What antibiotics are actually available? An overview of some variants:

– Azithromycin – the drug works for bacterial infections , by interfering with the protein formation of the bacterium. This antibiotic is used for venereal diseases, sinusitis and gastrointestinal infections. Within the last few years, an increase in resistance of between 5 and 15 percent has been seen in Europe.

– Cefixime – this is a broad-spectrum antibiotic that is predominantly used for inflammations in the respiratory and auditory tract. There is little resistance around gonococci, so the drug is again used for gonorrhea.

– Dalacin C – the remedy is used for bacteria and parasites. Applications include joint infections, malaria, bacterial vaginosis and pneumonia.

– Clindasol – this preparation is also effective against various bacteria and parasites. Skin infections, trichomonas, soft tissue infections are treated with it. The drug has only limited effect on germs that are resistant to methilicin.

What about research?

Research is being conducted worldwide into the emergence of resistance

Research is being conducted worldwide into the development of resistance and, of course, into ways to stop or reverse it. A European project called ENABLE has made considerable progress since 2014 and has had successes to show for the past year.
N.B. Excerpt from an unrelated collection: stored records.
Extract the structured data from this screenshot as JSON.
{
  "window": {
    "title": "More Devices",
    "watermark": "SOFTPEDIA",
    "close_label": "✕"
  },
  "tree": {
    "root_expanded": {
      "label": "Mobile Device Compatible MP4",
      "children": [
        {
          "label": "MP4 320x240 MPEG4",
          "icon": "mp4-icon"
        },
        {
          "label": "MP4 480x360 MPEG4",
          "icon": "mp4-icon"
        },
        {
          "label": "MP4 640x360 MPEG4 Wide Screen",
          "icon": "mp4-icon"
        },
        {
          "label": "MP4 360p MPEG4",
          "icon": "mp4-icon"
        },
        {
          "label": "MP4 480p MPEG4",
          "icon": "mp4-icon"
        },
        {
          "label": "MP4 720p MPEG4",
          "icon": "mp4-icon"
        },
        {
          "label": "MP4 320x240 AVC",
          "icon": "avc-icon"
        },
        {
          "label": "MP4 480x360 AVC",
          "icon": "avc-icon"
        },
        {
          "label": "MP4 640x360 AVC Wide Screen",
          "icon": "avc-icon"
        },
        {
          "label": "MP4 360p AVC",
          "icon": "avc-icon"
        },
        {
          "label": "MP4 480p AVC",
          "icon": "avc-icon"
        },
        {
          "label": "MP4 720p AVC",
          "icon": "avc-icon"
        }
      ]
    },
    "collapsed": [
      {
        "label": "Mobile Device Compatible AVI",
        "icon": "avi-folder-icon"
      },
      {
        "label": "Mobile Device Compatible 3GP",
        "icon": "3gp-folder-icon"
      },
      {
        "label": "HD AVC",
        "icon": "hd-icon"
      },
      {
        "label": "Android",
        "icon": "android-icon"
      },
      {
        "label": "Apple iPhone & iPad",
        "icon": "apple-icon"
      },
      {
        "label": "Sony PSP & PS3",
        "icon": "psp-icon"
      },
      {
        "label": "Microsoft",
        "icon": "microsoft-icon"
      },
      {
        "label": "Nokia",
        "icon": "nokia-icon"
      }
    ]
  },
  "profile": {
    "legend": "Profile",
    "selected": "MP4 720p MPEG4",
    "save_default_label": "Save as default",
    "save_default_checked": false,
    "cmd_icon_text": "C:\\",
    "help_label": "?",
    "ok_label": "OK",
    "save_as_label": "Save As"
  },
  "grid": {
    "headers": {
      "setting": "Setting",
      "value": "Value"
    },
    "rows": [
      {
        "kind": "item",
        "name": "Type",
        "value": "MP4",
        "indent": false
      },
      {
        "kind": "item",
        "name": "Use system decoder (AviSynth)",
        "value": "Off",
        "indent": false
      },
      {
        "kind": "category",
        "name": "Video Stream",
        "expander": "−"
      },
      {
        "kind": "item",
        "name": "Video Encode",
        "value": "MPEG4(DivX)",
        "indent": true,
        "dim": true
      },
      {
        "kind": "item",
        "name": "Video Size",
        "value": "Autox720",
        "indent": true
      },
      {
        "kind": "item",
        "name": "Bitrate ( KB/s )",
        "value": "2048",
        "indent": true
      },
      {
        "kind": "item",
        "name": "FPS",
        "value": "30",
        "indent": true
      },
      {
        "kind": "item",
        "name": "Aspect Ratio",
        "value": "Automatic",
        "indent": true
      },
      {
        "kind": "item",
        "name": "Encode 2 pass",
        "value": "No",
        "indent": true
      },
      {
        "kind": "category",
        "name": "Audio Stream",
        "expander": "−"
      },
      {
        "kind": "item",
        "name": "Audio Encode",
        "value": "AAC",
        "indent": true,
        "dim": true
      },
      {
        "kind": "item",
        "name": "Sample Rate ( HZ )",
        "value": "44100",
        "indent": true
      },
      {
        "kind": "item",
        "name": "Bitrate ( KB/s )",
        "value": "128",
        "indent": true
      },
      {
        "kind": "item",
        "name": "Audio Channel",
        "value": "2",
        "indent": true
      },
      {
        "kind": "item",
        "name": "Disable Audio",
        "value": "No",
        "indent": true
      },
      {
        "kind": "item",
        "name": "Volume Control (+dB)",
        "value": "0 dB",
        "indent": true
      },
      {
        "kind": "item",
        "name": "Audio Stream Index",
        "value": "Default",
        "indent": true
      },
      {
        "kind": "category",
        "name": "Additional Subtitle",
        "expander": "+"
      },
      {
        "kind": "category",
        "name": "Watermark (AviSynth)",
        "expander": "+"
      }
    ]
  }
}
The project consists of numerous partners from research and industry. Together, they are researching new drugs that, project-wise, are particularly helpful against E.coli. The researchers identified five lead structures that practically represent the prototype of an active ingredient.

In addition to this project, there are research groups around the world working on other types of resistance and germs . However, research results are one thing, practice is another. Drugs have to go through numerous phases from the laboratory before they are actually approved.

Conclusion – watch out for antibiotics

Taking antibiotics has many side effects

One step against resistance can be taken by everyone: It should be asked before an appropriate intake, whether this is the right way or whether there are other solutions. This may sound harsh and is certainly not appropriate for bite wounds or severe infections. But if you can get through the mere common cold without pills, you will protect yourself in the event of a major infection. Nevertheless, research is naturally very interested in solutions that also address hospital germs. Infections with these are serious and protracted for sufferers, and not infrequently lead to death. It is therefore important that a solution or other preparations are found.